Closed shattered closed 5 years ago
Unfortunately, 800KiB files fall back on MGT for backwards compatibility, to ensure quirky SAM Coupé disks are still recognised. It's also partly to allow zero-filled files to be treated as MGT, where there's no disk content to match against signatures.
It's supposed to be possible to override the format, to change some values from the detected defaults. In your case I hoped using -s 5 (5 sectors per track) or -z 3 (1024 bytes per sector) would be enough to get it correctly recognised, but it doesn't seem to be working. Either it's broken or I never got around to finishing that -- I'll check!
It'd also be worth me changing the MGT reader to only accept file extensions known to be used for MGT disks: .dsk, .img, .mgt. Unfortunately, the first two are quite common disk image extensions. It could perhaps also treat completely blank images as a special case.
Raw formats (including MGT) should only be tried when signature recognition has failed on other types. Perhaps another format is needed to recognise them? The CP/M support in SAMdisk is also fairly tied to SAM Coupé Pro-DOS, so it's unlikely to recognise other CP/M formats without some help.
I've pushed a couple of commits that should hopefully resolve this.
The MGT file reader is now stricter, and requires either directory signature matches or a .mgt file extension. Blank files and quirky SAM disks without a .mgt extension will fall back to the RAW file handler, which will use the same format, but with a warning.

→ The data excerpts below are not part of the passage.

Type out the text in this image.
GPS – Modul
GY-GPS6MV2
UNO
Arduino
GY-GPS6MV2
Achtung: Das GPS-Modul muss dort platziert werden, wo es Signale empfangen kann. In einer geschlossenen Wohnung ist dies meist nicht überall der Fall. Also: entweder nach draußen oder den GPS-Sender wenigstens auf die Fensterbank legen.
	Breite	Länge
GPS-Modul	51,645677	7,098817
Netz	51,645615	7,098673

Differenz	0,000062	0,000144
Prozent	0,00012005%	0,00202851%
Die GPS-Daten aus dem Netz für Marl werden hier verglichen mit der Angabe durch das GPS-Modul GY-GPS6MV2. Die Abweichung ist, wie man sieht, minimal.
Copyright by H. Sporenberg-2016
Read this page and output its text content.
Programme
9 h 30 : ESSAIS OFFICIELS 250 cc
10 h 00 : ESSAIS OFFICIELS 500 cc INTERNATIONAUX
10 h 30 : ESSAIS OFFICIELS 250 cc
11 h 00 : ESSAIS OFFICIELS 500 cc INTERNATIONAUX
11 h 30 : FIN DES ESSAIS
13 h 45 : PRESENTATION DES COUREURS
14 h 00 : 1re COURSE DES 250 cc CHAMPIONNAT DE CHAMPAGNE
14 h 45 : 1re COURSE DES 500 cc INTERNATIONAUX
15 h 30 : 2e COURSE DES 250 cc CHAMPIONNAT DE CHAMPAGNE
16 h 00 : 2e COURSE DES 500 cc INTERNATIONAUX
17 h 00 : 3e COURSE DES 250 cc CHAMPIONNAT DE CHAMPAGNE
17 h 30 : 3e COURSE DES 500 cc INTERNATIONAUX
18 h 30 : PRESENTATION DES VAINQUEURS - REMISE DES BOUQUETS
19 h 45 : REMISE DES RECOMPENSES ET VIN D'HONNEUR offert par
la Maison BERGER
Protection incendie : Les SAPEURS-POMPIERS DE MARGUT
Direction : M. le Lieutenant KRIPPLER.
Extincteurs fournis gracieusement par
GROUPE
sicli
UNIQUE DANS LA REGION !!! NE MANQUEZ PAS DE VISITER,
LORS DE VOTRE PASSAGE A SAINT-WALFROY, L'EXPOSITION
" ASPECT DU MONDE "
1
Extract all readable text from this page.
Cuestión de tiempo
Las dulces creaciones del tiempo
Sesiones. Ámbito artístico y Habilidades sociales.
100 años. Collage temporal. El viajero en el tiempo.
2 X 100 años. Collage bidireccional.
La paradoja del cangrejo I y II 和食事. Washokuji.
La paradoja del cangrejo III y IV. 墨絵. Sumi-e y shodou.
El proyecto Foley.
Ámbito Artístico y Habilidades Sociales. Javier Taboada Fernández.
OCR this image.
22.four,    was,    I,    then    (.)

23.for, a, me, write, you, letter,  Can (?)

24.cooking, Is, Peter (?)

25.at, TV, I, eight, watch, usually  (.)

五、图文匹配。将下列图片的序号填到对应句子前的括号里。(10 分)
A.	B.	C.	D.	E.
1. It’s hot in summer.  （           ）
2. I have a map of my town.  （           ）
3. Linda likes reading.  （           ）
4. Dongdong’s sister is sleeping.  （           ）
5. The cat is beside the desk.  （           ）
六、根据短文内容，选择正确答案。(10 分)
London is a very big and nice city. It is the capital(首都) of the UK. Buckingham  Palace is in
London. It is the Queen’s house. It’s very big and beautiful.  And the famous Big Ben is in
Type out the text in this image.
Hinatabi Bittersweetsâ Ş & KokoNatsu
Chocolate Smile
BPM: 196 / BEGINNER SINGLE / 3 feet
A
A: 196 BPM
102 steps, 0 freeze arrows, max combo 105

If the raw file handler guesses the wrong format, you can override parts of it to correct it. The default for an 800K file is still the MGT format:
$ samdisk info 800.img
[800.img]
Warning: input format guessed from file size -- please check
Type: RAW
Format: 250Kbps MFM, 80 cyls, 2 heads, 10 sectors, 512 bytes/sector
However, you can override parts of the geometry:
$ samdisk info 800.img -s5
[800.img]
Type: RAW
Format: 250Kbps MFM, 80 cyls, 2 heads, 5 sectors, 1024 bytes/sector
In that case the sector size has been adjusted to match the change in sector count. You can do it with cyls/heads and it works changing either value too:
$ samdisk info 800.img -z3
[800.img]
Type: RAW
Format: 250Kbps MFM, 80 cyls, 2 heads, 5 sectors, 1024 bytes/sector
Similarly, a completely unrecognised file format such as an empty 810K image will normally be rejected:
$ samdisk info 810.img
[810.img]
Error: unrecognised disk image format
However, providing sufficient details from the 80/2/0/512 default allows it to be recognised:
$ samdisk info 810.img -c81 -s10
[810.img]
Type: RAW
Format: 250Kbps MFM, 81 cyls, 2 heads, 10 sectors, 512 bytes/sector
From a user report:
They are trying to write a 80x2x5x1024 (= 800KB) RAW image for a CP/M machine to floppy under Windows, and override sector size and count (-s5 -z3), however image is detected as MGT and these options are ignored. I suppose that MGT detection could be improved by checking magic numbers at a different offset?